Anthropic's Bun JavaScript runtime merged a 1,009,257-line Rust rewrite on May 14, completing a port that PR #30412 describes as essentially the same codebase ported to Rust. Bun creator Jarred Sumner shipped the change after nine days of agent-driven coding, and the new tree passes 99.8 percent of the existing Zig test suite on Linux x64.
What Happened
The merge replaces Bun's Zig core with 681,000 lines of compiled Rust across 6,755 commits. According to The Register, the rewrite was driven by Claude Code in a four-phase loop: ingest the Zig source, emit Rust in parallel, feed compiler errors back, and check against Bun's existing test suite. Sumner started with more than 16,000 compiler errors and ended nine days later with a 99.8 percent pass rate. A companion cleanup PR that removed roughly 600,000 lines of Zig was titled "ai slop" by Sumner himself, and GitHub's automated anti-AI-slop detection promptly flagged it.
How to Try It
The Rust runtime ships as the next stable. To install on macOS or Linux:
curl -fsSL https://bun.sh/install | bash
Then run a Node-compatible script with bun run index.ts. Binary size is 3 to 8 MB smaller than the Zig builds, and memory should be tighter as Rust's ownership model catches what manual Zig allocation missed. For production projects, pin to Bun 1.3.14 (the last Zig release on the official releases page) while the Rust tree settles, then move to the new build once the post-merge issue tracker clears.
Why It Matters
This is the largest production rewrite to date credited to AI coding agents. Anthropic acquired Bun in December 2025 to put a flagship JavaScript runtime behind Claude Code, and the migration validates a workflow that any team running a large Zig, Go, or C++ codebase will now feel pressure to evaluate: feed the source to an agent, iterate on compiler output, ship.
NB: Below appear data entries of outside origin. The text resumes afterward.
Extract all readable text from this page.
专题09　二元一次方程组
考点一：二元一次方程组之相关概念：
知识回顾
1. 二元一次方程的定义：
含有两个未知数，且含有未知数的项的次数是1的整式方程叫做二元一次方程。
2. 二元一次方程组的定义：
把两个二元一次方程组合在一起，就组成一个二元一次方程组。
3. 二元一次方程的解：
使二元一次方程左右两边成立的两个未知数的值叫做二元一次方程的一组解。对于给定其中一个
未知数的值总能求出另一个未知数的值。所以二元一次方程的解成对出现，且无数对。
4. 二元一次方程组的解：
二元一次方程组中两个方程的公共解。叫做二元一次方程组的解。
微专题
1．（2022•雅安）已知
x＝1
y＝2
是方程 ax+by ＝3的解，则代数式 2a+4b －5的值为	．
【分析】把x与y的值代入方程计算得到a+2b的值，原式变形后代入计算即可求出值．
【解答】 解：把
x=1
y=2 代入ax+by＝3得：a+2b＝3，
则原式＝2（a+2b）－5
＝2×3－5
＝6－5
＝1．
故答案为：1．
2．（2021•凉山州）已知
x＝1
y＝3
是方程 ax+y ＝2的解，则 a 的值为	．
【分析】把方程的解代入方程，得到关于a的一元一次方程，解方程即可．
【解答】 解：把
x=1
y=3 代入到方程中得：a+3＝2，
The catch is what came with the speed. byteiota counted 13,000-plus unsafe blocks in the new tree, roughly 181 times the density of the uv Python tooling project at comparable size. Some of that is unavoidable JavaScriptCore FFI work; some of it is what happens when an agent ports code without redesigning around Rust's ownership rules. Expect the first weeks of breakage to land there.
Key Details
- PR #30412 merged May 14, authored by Jarred Sumner
- 1,009,257 lines added, 4,000 deleted, 2,188 files changed
- 6,755 commits generated over 9 days by Claude Code
- 99.8 percent test pass rate on Linux x64 with glibc
- 13,000-plus
unsafeblocks, mostly at JSC FFI boundaries - Last Zig build tagged as Bun 1.3.14
What to Do Next
If you ship a Node-compatible project, install the Rust build into a branch and run your test suite before bumping production. If you maintain a large Zig, Go, or TypeScript codebase, the Bun PR is now the reference workflow for an agent-driven port. The 13,000 unsafe blocks are where the first bugs will surface, so treat the new tree as a release candidate rather than a stable LTS until the upstream issue volume tapers.